Cuando el fugitivo llega a esta isla sin nombre todo está aún por ocurrir: la percepción, la ignorancia, el amor, la memoria, la realidad de la réplica y la réplica de la realidad. En una palabra, la literatura. Quiero decir, la interminable procesión de Sísifo en aras de un fragmento de lo real. He aquí la gesta de un perseguido que, transformado en perseguidor, se busca en aquello que lo despojará para siempre de sí mismo. Morel, por supuesto, le señala el camino, lo induce a internarse en una pasión extraña: la de insubordinarse a la fugacidad. Ambos ignoran, tal vez, que esa insubordinación se paga altísimo y que su premio coincide con un castigo paradojal: no hay don más pavoroso que la eternidad. Morel, claro está, es un artista y, como tal, se desvive por proyectar en el afuera el film herido de su mente. Con su técnica, consigue construir una jaula celeste, la recurrencia de una prisión cíclica. Y así logra habitar un paraíso no manchado por el tiempo o la sexualidad, si ambas cosas no son lo mismo. Allí se despoja, junto a su grupo de “invitados”, de la vida, perdiendo (y haciéndoles perder) la oportunidad preciosa de la imperfección.
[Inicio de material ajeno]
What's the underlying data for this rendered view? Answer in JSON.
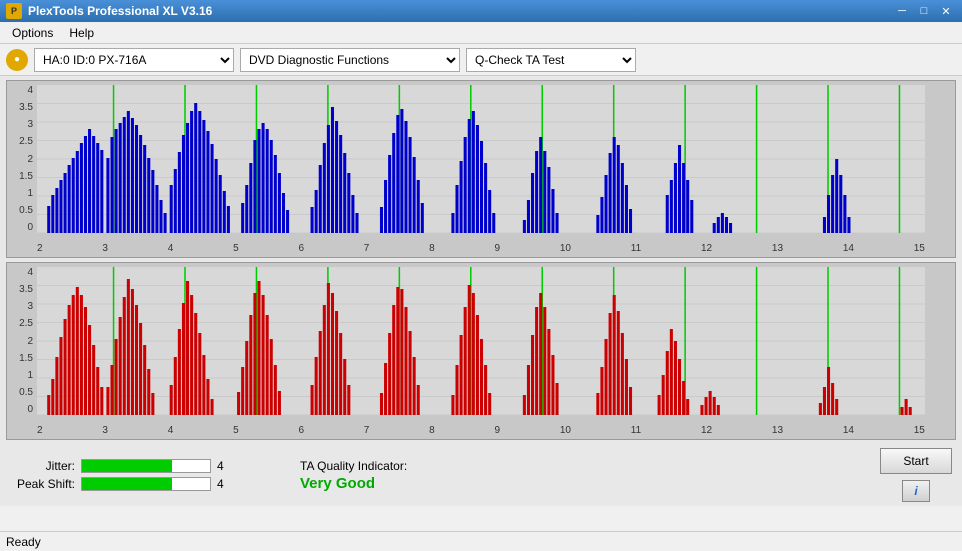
{
  "titlebar": {
    "title": "PlexTools Professional XL V3.16",
    "icon_label": "P",
    "minimize_label": "─",
    "maximize_label": "□",
    "close_label": "✕"
  },
  "menubar": {
    "items": [
      "Options",
      "Help"
    ]
  },
  "toolbar": {
    "drive_label": "HA:0 ID:0  PX-716A",
    "function_label": "DVD Diagnostic Functions",
    "test_label": "Q-Check TA Test"
  },
  "charts": {
    "top": {
      "color": "blue",
      "y_labels": [
        "4",
        "3.5",
        "3",
        "2.5",
        "2",
        "1.5",
        "1",
        "0.5",
        "0"
      ],
      "x_labels": [
        "2",
        "3",
        "4",
        "5",
        "6",
        "7",
        "8",
        "9",
        "10",
        "11",
        "12",
        "13",
        "14",
        "15"
      ]
    },
    "bottom": {
      "color": "red",
      "y_labels": [
        "4",
        "3.5",
        "3",
        "2.5",
        "2",
        "1.5",
        "1",
        "0.5",
        "0"
      ],
      "x_labels": [
        "2",
        "3",
        "4",
        "5",
        "6",
        "7",
        "8",
        "9",
        "10",
        "11",
        "12",
        "13",
        "14",
        "15"
      ]
    }
  },
  "metrics": {
    "jitter_label": "Jitter:",
    "jitter_value": "4",
    "peak_shift_label": "Peak Shift:",
    "peak_shift_value": "4",
    "quality_title": "TA Quality Indicator:",
    "quality_value": "Very Good"
  },
  "buttons": {
    "start_label": "Start",
    "info_label": "i"
  },
  "statusbar": {
    "status": "Ready"
  }
}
Como la literatura, digamos, Morel sueña con una forma exagerada de la realidad. Eso no es todo. Su máquina –su obra de arte– revela muy pronto su pulsión vampírica. También el fugitivo, que es un ser socialmente invisible, expulsado ab initio del mundo, tendrá que inmolarse para entrar en la proyección, para hacer el cuerpo del poema con el cuerpo, como quería Pizarnik. Hay, es evidente, múltiples capas de representación en la novela de Bioy. Las proyecciones, las presuntas anotaciones del fugitivo en su Diario, las notas del editor no logran, sin embargo, disimular lo esencial: algo se fosiliza sutilmente en la isla, en la página; algo fagocita siempre algo: la memoria, el manuscrito, la imagen. Faustine, por ejemplo, acaba atrapada, por lo menos dos veces: por la máquina del inventor y por el relato del fugitivo. Podría decirse que tanto uno como otro quieren fijar y conservar (no conseguir) el amor. Y así, Faustine atraviesa la escena sin que resulte posible tocarla o interactuar con ella, como en esos films intangibles que se proyectan en nuestras mentes y que llamamos recuerdos. Y todo se repite ad infinitum y las cosas seguirían perfectamente su curso si no fuera por la duplicación de soles y lunas que viene, como un virus o principio desequilibrante, a interrogar incómodamente sobre el alma de las apariencias.

Los gestos, mientras tanto, se van congelando: bajo el dominio hipnótico de Morel, los “turistas” de la isla acaban revelándose como lo que son: meros maniquíes reducidos a reiterar eternamente la misma acción falsa y ontológicamente innecesaria que alguien ha “escrito” para ellos. La literatura, podría proponerse, se debate siempre entre el afán (y el terror) de percibir la realidad en su riqueza infinita y la constatación de la irrealidad fantasmática de toda representación. En su pelea por captar lo real, sin caer ni en la indigencia de la abstracción ni en la pérdida de la conciencia, exhibe (aunque el cuento y la novela se escriban y se lean) su intrínseca dificultad para dar cuenta de la complicadísima relación entre el original y el doble. En este sentido, la novela de Bioy es un manifiesto sobre el arte, una metáfora de la manipulación de la escritura y también un llamado de atención a quienes se lanzan a ese proceso de traducción casi imposible.

* Escritora, ensayista y traductora.